Eine Knochen-Tour durch musikalisches Kulturgut, Alpenpanorama und potenzielle Lärmbelästigungsanzeigen. Einige Musikkollegen wie „Wackelkontakt“-Sänger Oimara oder „Edmund“ wollen die Straßenmusiker und ihre Mission unterstützen. „Wir wollen zeigen, dass Musik verbindet und auch Rechnungen bezahlen kann“, sagt Julian Grabmayer, der wertvolle Erfahrungen als Straßenmusiker einbringen kann. „Ich habe drei Jahre lang in Graz von der Straßenmusik gelebt und dabei interessante Menschen und Geschichten erlebt.“

Der Stundenlohn für Straßenmusiker liegt bei 7 bis 35 Euro.
Der Stundenlohn für Straßenmusiker liegt bei 7 bis 35 Euro.(Bild: Jauschowetz Christian)

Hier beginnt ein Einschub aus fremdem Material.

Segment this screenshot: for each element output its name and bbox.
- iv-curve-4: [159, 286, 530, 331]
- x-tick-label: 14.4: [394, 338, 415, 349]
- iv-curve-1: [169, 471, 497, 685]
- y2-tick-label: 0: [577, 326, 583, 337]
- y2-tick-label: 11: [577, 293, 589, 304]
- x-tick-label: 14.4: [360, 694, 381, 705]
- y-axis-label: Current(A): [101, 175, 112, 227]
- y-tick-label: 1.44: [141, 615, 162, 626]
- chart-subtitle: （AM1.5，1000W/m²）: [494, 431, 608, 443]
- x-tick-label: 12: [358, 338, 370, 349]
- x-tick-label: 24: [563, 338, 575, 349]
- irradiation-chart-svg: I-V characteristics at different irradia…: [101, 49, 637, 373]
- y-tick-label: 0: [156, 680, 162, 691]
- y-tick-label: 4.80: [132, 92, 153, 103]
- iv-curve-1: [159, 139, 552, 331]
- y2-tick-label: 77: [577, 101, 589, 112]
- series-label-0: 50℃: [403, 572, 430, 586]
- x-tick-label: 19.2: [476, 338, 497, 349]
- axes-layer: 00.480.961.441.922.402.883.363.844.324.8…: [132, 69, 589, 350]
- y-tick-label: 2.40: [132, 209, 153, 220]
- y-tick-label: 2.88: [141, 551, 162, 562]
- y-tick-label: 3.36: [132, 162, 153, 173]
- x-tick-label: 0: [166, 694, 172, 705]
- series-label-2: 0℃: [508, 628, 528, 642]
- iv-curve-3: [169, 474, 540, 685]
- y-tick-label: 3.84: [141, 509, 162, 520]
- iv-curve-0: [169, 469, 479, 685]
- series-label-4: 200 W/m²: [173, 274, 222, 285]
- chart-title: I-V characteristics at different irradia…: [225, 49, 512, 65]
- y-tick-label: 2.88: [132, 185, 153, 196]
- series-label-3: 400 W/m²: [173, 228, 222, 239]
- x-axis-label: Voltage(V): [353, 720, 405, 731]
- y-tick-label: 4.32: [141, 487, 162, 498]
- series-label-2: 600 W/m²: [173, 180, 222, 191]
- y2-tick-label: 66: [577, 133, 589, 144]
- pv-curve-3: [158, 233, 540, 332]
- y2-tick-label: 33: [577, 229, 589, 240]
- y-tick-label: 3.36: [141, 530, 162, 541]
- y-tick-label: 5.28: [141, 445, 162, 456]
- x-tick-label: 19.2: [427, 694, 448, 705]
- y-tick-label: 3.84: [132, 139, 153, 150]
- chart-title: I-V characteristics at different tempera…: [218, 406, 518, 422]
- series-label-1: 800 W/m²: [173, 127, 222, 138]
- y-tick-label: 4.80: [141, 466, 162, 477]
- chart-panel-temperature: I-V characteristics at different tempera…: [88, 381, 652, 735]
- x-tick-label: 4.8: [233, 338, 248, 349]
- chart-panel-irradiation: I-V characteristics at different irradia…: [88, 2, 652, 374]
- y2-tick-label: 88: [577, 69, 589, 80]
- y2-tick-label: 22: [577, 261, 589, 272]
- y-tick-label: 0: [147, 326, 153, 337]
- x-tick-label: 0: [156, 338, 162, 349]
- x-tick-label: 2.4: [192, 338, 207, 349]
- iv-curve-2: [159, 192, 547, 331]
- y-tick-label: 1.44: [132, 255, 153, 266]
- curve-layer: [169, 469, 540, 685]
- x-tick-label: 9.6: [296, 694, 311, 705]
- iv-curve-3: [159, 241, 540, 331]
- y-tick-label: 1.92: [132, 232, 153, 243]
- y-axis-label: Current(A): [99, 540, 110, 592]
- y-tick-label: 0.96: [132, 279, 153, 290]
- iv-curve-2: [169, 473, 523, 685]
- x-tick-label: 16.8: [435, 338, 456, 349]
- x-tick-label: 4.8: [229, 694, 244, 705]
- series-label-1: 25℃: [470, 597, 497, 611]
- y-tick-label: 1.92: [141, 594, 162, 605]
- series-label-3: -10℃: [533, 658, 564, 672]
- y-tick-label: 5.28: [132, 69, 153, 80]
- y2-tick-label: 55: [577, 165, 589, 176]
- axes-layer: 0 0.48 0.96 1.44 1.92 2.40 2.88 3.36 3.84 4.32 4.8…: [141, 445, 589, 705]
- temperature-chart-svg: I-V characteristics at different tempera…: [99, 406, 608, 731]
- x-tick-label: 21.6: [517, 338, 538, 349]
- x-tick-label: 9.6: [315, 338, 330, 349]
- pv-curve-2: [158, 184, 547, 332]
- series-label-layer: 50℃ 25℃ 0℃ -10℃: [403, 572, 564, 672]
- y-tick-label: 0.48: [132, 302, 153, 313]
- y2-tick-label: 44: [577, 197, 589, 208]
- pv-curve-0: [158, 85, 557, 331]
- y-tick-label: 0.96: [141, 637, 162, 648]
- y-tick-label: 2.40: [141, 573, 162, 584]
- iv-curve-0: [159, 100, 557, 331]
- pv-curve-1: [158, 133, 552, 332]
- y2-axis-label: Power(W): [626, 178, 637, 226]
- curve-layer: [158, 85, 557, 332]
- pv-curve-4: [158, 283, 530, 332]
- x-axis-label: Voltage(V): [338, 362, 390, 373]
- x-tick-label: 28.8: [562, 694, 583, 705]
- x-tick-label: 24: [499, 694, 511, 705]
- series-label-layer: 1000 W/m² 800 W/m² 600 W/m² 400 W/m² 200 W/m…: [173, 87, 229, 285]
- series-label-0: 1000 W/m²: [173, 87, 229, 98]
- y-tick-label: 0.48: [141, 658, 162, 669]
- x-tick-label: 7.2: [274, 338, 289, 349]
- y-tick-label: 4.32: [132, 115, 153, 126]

Als Straßenmusikant ins Gefängnis
Bis an sein Lebensende erinnert sich der oststeirische Liedermacher an die Begegnung mit dem Leiter der Justizanstalt Jakomini, der Grabmayer direkt von Straße weg zum Konzert im Gefängnis engagierte. „Ich hab's erst glauben können, als ich um die doppelte Gage im Häfn gesungen habe.“

Mit einer solchen Straßenposse kann Patrick Freisinger kaum dienen. „Im Musikgymnasium habe ich es einmal probiert, aber nach einer halben Stunde und zwei Euro war die Karriere als Straßenmusikant vorbei. Ein neuerlicher Anlauf mit Alle Achtung war ähnlich erfolgreich, womit ich mich auf die Challenge mit Julian freue, der mich hoffentlich vom Gegenteil überzeugen kann.“

Der Probedurchlauf kam gut an.
Der Probedurchlauf kam gut an.(Bild: Jauschowetz Christian)

Ziel ist es, jeden Tag genug Geld zu erspielen, um weiterreisen zu können: fürs Tanken, für Verpflegung und – wenn’s gut läuft – sogar ein Hotelzimmer. „Mir macht es nichts aus, wenn ich im Auto schlafen muss“, gibt sich Patrick pessimistisch, der mit Alle Achtung vor 60.000 Fans auf der Bühne stand und nun als anonymer Straßenmusikant um jeden Zuhörer und Euro buhlt.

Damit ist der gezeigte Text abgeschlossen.